September garden tasks (Zone 7/Southern Plains)
Ahh, September. Admittedly, I'm sitting here humming the Earth, Wind and Fire tune as I begin typing this. I'm also in shock that September has already arrived! The oppressive heat and drought we are used to in the summer was later arriving than usual so it feels like this summer has been especially short. Not that anyone is really complaining.
Here in the southern plains, September is when our second cool season begins. It's still warm by most people's standards, but we've broken the oppressive heat that prevented most of us from doing much more than harvesting and watering since early July. For those of us who limp our spring planted tomatoes through the heat, we can expect to see them begin setting fruit again. Tomatoes planted just for fall should have gone in the ground in early July and will finally set their first fruits. Bell peppers typically pick back up quickly too.
The cooler temps also mean the work picks back up. Here's a list of what I'll be doing:
Adjusting drip irrigation: Oklahoma is known for it's unpredictable weather, so I'll have to wait and see what happens. Being an El Nino year, we're expected to have a cooler and wetter fall but forecasters said the same thing about summer and we ended up with desert-like heat and a flash drought. Because most of my garden is in containers, I'll most likely continue watering daily but adjust the length of time the water runs. If it is wetter than average, I'll shut off the timer but leave the lines set up, running them manually as needed.
Plant the plants: I have several plants started in trays already because the air and ground temps were too warm to consider direct sowing at the appropriate time. I'll begin putting those in the ground. Three things will determine when they're planted:: temperatures, space is cleared, and seedling maturity.
Sow the seeds: Temperatures have cooled enough that I'll direct sow those things that like the coolest ground temps. Those include: additional rotations of radishes, spinach, fast growing lettuces/mesclun, arugula, cilantro, and peas.

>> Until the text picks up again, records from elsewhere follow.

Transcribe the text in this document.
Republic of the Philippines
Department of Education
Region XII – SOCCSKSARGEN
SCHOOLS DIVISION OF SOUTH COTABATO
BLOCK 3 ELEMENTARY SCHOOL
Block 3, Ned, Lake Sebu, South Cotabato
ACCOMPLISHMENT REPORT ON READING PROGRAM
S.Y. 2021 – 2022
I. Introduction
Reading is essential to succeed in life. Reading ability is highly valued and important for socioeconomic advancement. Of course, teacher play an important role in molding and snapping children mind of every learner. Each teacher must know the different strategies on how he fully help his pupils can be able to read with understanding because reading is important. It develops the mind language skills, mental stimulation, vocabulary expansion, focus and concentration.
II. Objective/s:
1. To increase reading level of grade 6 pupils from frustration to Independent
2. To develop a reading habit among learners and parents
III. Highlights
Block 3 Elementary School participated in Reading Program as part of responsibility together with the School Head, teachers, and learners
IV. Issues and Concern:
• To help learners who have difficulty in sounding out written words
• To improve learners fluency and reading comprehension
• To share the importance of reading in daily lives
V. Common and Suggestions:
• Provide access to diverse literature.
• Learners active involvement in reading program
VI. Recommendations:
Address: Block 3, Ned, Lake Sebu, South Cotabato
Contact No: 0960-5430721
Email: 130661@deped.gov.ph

Plan for rebuilding raised beds: My heavy clay soil forces me to grow edibles in containers. I've been using repurposed pine shipping crates for the last 4-5 years and their age is showing. My largest and the one where I grow the majority of tomatoes will likely be destroyed by winter freezes. I'm growing fall green beans there and will dig out all the soil once the first frost kills the green beans. This means I'll need to plan for a space where I can store the soil on top of a tarp until the bed is rebuilt. We don't have a pickup truck either so we'll have to purchase materials when we can borrow a truck. This makes it a bit of a juggling act that has to be coordinated with extra planning.

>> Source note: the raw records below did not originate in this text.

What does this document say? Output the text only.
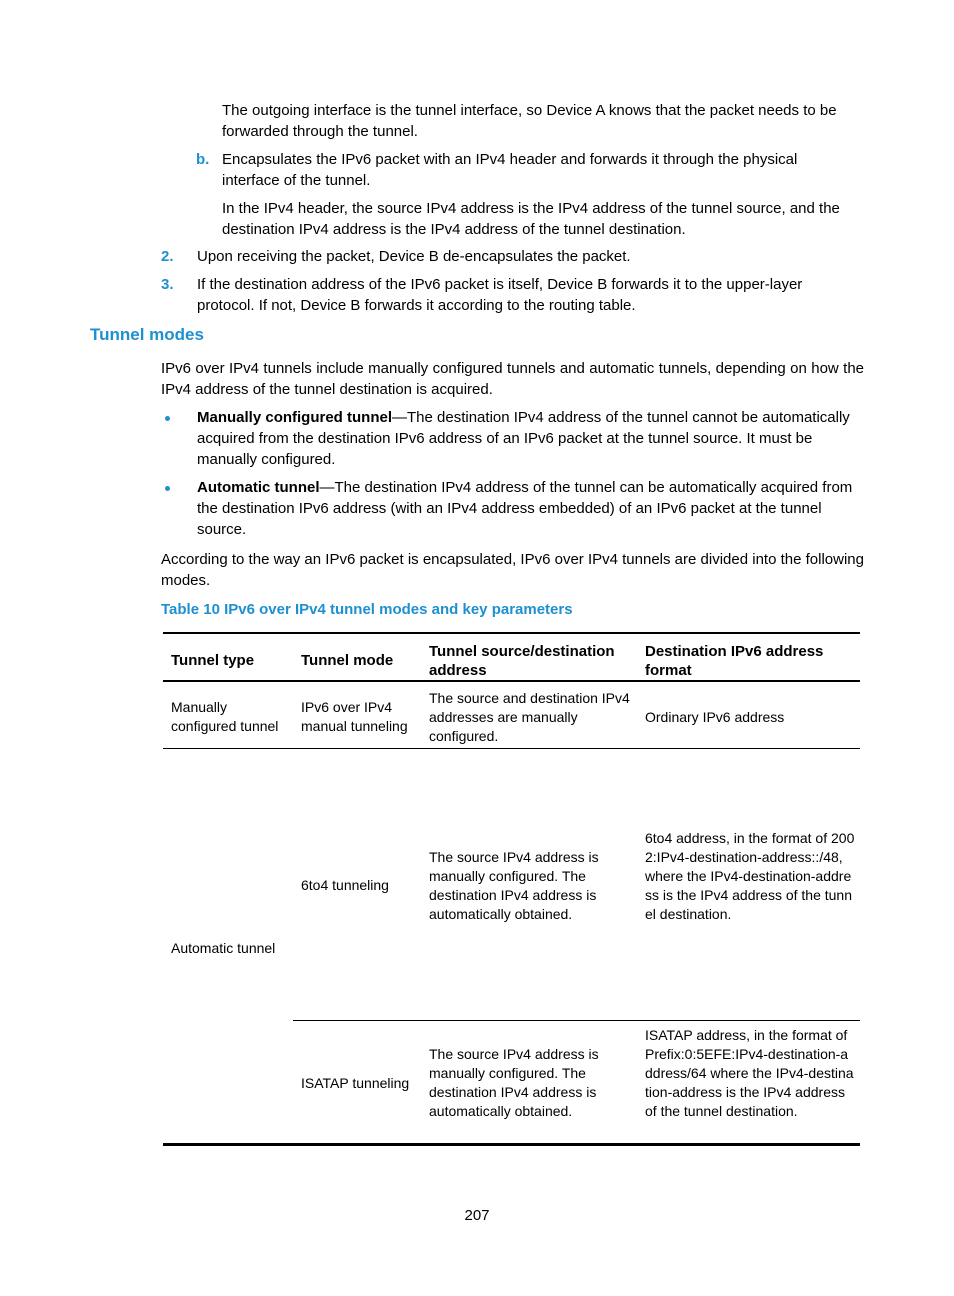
The outgoing interface is the tunnel interface, so Device A knows that the packet needs to be forwarded through the tunnel.

b. Encapsulates the IPv6 packet with an IPv4 header and forwards it through the physical interface of the tunnel.

In the IPv4 header, the source IPv4 address is the IPv4 address of the tunnel source, and the destination IPv4 address is the IPv4 address of the tunnel destination.

2. Upon receiving the packet, Device B de-encapsulates the packet.

3. If the destination address of the IPv6 packet is itself, Device B forwards it to the upper-layer protocol. If not, Device B forwards it according to the routing table.

Tunnel modes

IPv6 over IPv4 tunnels include manually configured tunnels and automatic tunnels, depending on how the IPv4 address of the tunnel destination is acquired.

Manually configured tunnel—The destination IPv4 address of the tunnel cannot be automatically acquired from the destination IPv6 address of an IPv6 packet at the tunnel source. It must be manually configured.

Automatic tunnel—The destination IPv4 address of the tunnel can be automatically acquired from the destination IPv6 address (with an IPv4 address embedded) of an IPv6 packet at the tunnel source.

According to the way an IPv6 packet is encapsulated, IPv6 over IPv4 tunnels are divided into the following modes.

Table 10 IPv6 over IPv4 tunnel modes and key parameters
Tunnel type	Tunnel mode
Tunnel source/destination address
Destination IPv6 address format
Manually configured tunnel
IPv6 over IPv4 manual tunneling
The source and destination IPv4 addresses are manually configured.
Ordinary IPv6 address
Automatic tunnel
6to4 tunneling
The source IPv4 address is manually configured. The destination IPv4 address is automatically obtained.
6to4 address, in the format of 2002:IPv4-destination-address::/48, where the IPv4-destination-address is the IPv4 address of the tunnel destination.
ISATAP tunneling
The source IPv4 address is manually configured. The destination IPv4 address is automatically obtained.
ISATAP address, in the format of Prefix:0:5EFE:IPv4-destination-address/64 where the IPv4-destination-address is the IPv4 address of the tunnel destination.
207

Rain garden work: This was supposed to be a spring project but our extremely wet spring prevented virtually any work from being done. To be honest, fall is the best time to start many of the native plants that will go in this bed, so Mother Nature may have done me a favor. The wet weather made it glaringly obvious how badly this is needed. It will help address drainage issues by properly grading a spot that has filled in with sediment and by giving water a place to soak into the soil as it slowly drains. My dogs are generally good about staying out of gardens once plants are established. In the long run, the rain garden should also mean fewer muddy paw prints on the floors.
Cleaning/clearing: I'll clean as much as I can early in the season and then leave the rest of the spent plant material until next spring. If I don't get something cleaned early enough, it causes me to worry about disturbing overwintering insect sites which makes this is something I'll have to stay on top of this month.
Soil building and composting: This is a 365 project but some early fall specific tasks include setting up a new leaf collection site or clearing out the one I used last year. This year, I plan to move my site. Once I got down to the last six inches of the pile, Bermuda grass found its way in, and I don't want to transfer Bermuda to the gardens. I have a hard enough time dealing with the grass that creeps in on it's own. I'll also be processing branches and limbs from fall tree pruning. Small stuff will end up in the compost bin or piled to the side so it can be added later. Limbs that are too large for the compost tumbler should be just right to save for the fire pit. I don't anticipate any pieces too large for the fire pit, but any that are will be stored out of the way and buried in the rain garden as work progresses there. As they break down the limbs will provide nutrients and serve as organic matter. They're also great for water retention as they decompose. Research has shown that the nitrogen is only tied up where the soil and tree make contact, so I don't worry about that. However, if my soil was lacking nitrogen, I would proceed more cautiously.